You know, I have noticed that. It’s a remarkable attitude for a field that’s still arguing about whether Plato was right, isn’t it? But Sartwell says that Rorty’s big problem was an unwillingness to take this all as seriously as the professoriate thought he should:
What absolutely killed philosophy professors was Rorty’s interpretation of the great figures of the Western tradition. The average philosophy professor may spend a decade or a career trying to elucidate the works of Martin Heidegger or W.V.O. Quine. Rorty lined up such figures in support of his own positions in a fundamentally careless way. He quoted them out of context and ignored everything he couldn’t use.

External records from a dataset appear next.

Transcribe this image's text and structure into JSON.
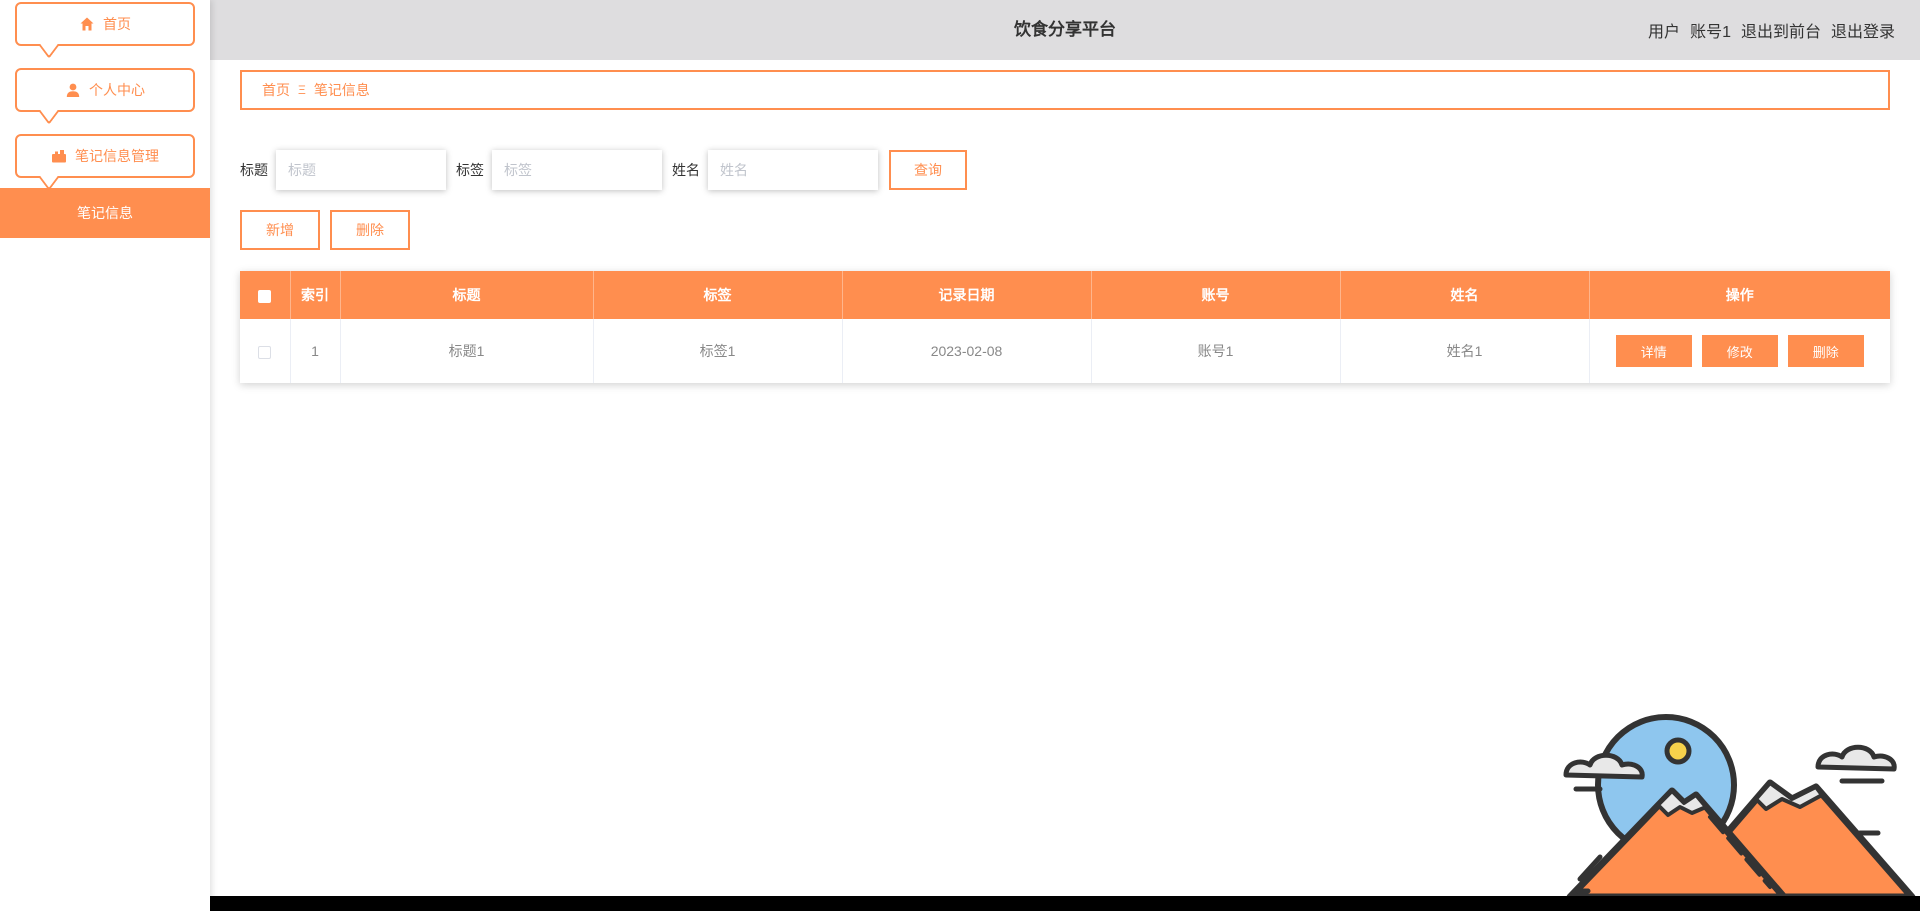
{
  "app": {
    "title": "饮食分享平台"
  },
  "header": {
    "user_role": "用户",
    "user_name": "账号1",
    "exit_front": "退出到前台",
    "logout": "退出登录"
  },
  "sidebar": {
    "items": [
      {
        "label": "首页",
        "icon": "home-icon"
      },
      {
        "label": "个人中心",
        "icon": "user-icon"
      },
      {
        "label": "笔记信息管理",
        "icon": "folder-icon"
      }
    ],
    "submenu": [
      {
        "label": "笔记信息"
      }
    ]
  },
  "breadcrumb": {
    "home": "首页",
    "separator": "Ξ",
    "current": "笔记信息"
  },
  "search": {
    "fields": [
      {
        "label": "标题",
        "placeholder": "标题"
      },
      {
        "label": "标签",
        "placeholder": "标签"
      },
      {
        "label": "姓名",
        "placeholder": "姓名"
      }
    ],
    "query_label": "查询"
  },
  "actions": {
    "add_label": "新增",
    "delete_label": "删除"
  },
  "table": {
    "columns": [
      "索引",
      "标题",
      "标签",
      "记录日期",
      "账号",
      "姓名",
      "操作"
    ],
    "rows": [
      {
        "index": "1",
        "title": "标题1",
        "tag": "标签1",
        "date": "2023-02-08",
        "account": "账号1",
        "name": "姓名1"
      }
    ],
    "row_actions": {
      "detail": "详情",
      "edit": "修改",
      "delete": "删除"
    }
  },
  "colors": {
    "accent": "#FF8E4F",
    "header_bg": "#DEDDDF",
    "sky": "#8EC6EE",
    "outline": "#333333"
  }
}
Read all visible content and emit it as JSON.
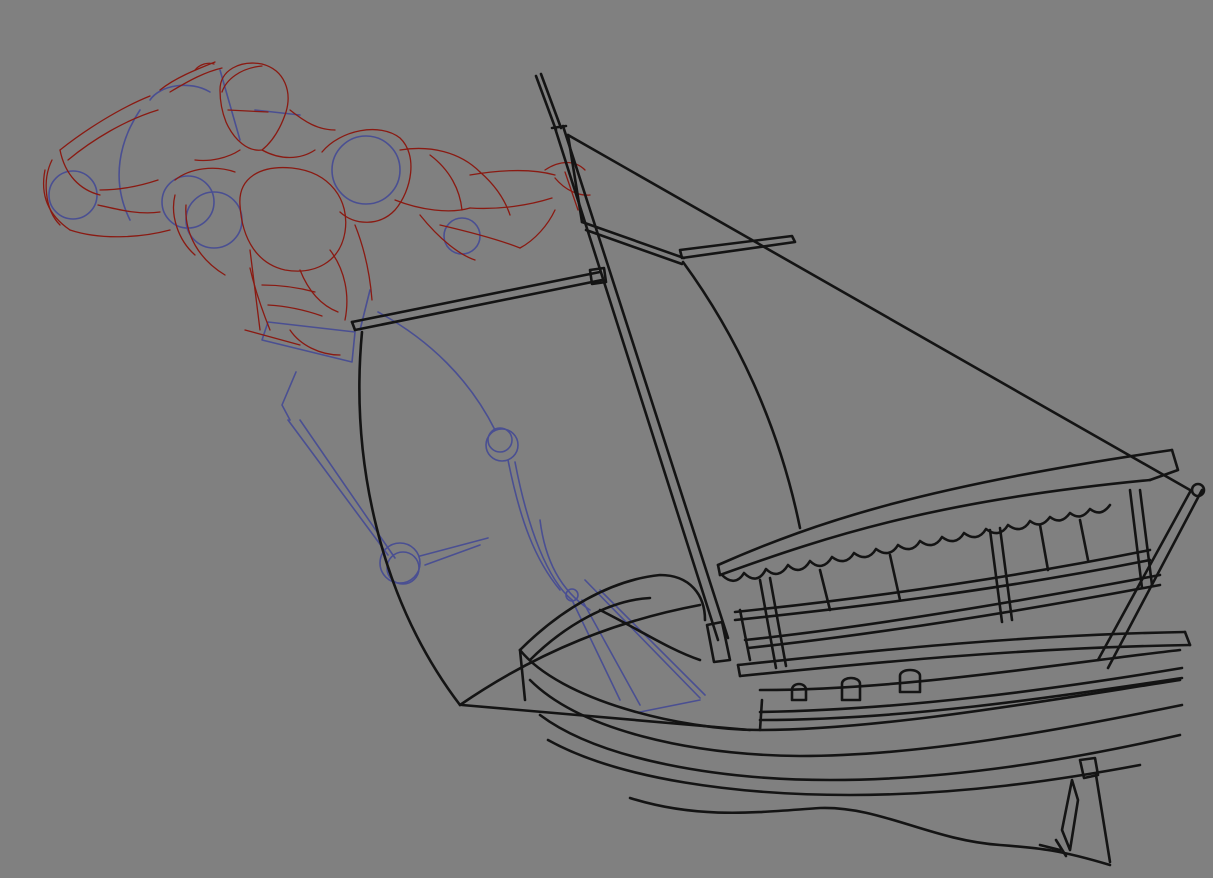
{
  "canvas": {
    "background": "#808080"
  },
  "layers": {
    "ink": {
      "color": "#141414"
    },
    "red_sketch": {
      "color": "#8a1a12"
    },
    "blue_sketch": {
      "color": "#4a4f92"
    }
  }
}
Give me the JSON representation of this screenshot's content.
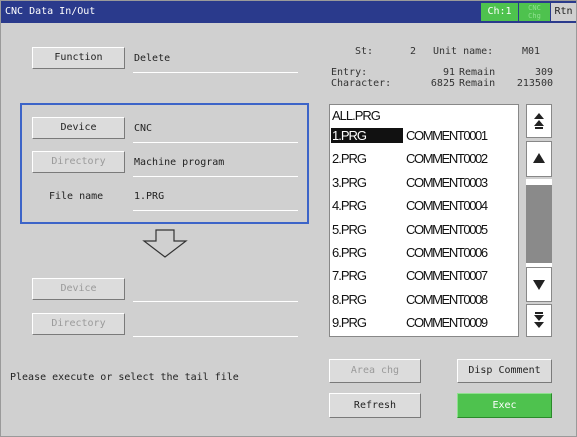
{
  "titlebar": {
    "title": "CNC Data In/Out",
    "channel": "Ch:1",
    "cnc_chg": [
      "CNC",
      "Chg"
    ],
    "rtn": "Rtn"
  },
  "function": {
    "button": "Function",
    "value": "Delete"
  },
  "source": {
    "device_button": "Device",
    "device_value": "CNC",
    "directory_button": "Directory",
    "directory_value": "Machine program",
    "file_name_label": "File name",
    "file_name_value": "1.PRG"
  },
  "destination": {
    "device_button": "Device",
    "device_value": "",
    "directory_button": "Directory",
    "directory_value": ""
  },
  "status": {
    "st_label": "St:",
    "st_value": "2",
    "unit_label": "Unit name:",
    "unit_value": "M01",
    "entry_label": "Entry:",
    "entry_value": "91",
    "entry_remain_label": "Remain",
    "entry_remain_value": "309",
    "char_label": "Character:",
    "char_value": "6825",
    "char_remain_label": "Remain",
    "char_remain_value": "213500"
  },
  "file_list": {
    "header": "ALL.PRG",
    "rows": [
      {
        "file": "1.PRG",
        "comment": "COMMENT0001",
        "selected": true
      },
      {
        "file": "2.PRG",
        "comment": "COMMENT0002"
      },
      {
        "file": "3.PRG",
        "comment": "COMMENT0003"
      },
      {
        "file": "4.PRG",
        "comment": "COMMENT0004"
      },
      {
        "file": "5.PRG",
        "comment": "COMMENT0005"
      },
      {
        "file": "6.PRG",
        "comment": "COMMENT0006"
      },
      {
        "file": "7.PRG",
        "comment": "COMMENT0007"
      },
      {
        "file": "8.PRG",
        "comment": "COMMENT0008"
      },
      {
        "file": "9.PRG",
        "comment": "COMMENT0009"
      }
    ]
  },
  "message": "Please execute or select the tail file",
  "buttons": {
    "area_chg": "Area chg",
    "disp_comment": "Disp Comment",
    "refresh": "Refresh",
    "exec": "Exec"
  },
  "colors": {
    "titlebar": "#2a3a8c",
    "accent_green": "#4ec24e",
    "panel": "#d0d0d0",
    "device_box": "#3c64c8"
  }
}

This truly enraged people. The Dewey scholars hated him, as did the Wittgenstein scholars, the Davidson scholars, the Nietzsche scholars, the Derrida scholars and so on.
….I disagreed with almost every position he ever took, but Rorty was for me an inspiration. He showed me and generations of students and readers how to think and speak boldly, how to transcend the constraining conventions of academia and, most important of all, how to drive professors crazy.
I don’t know the first thing about Rorty. I just thought this was an interesting little essay. Still, if Sartwell is right, Rorty didn’t drive professors crazy by thinking and speaking boldly, he did it by treating philosophy with the same level of intellectual honesty that the Heritage Foundation treats fiscal theory. Anybody care to weigh in on this?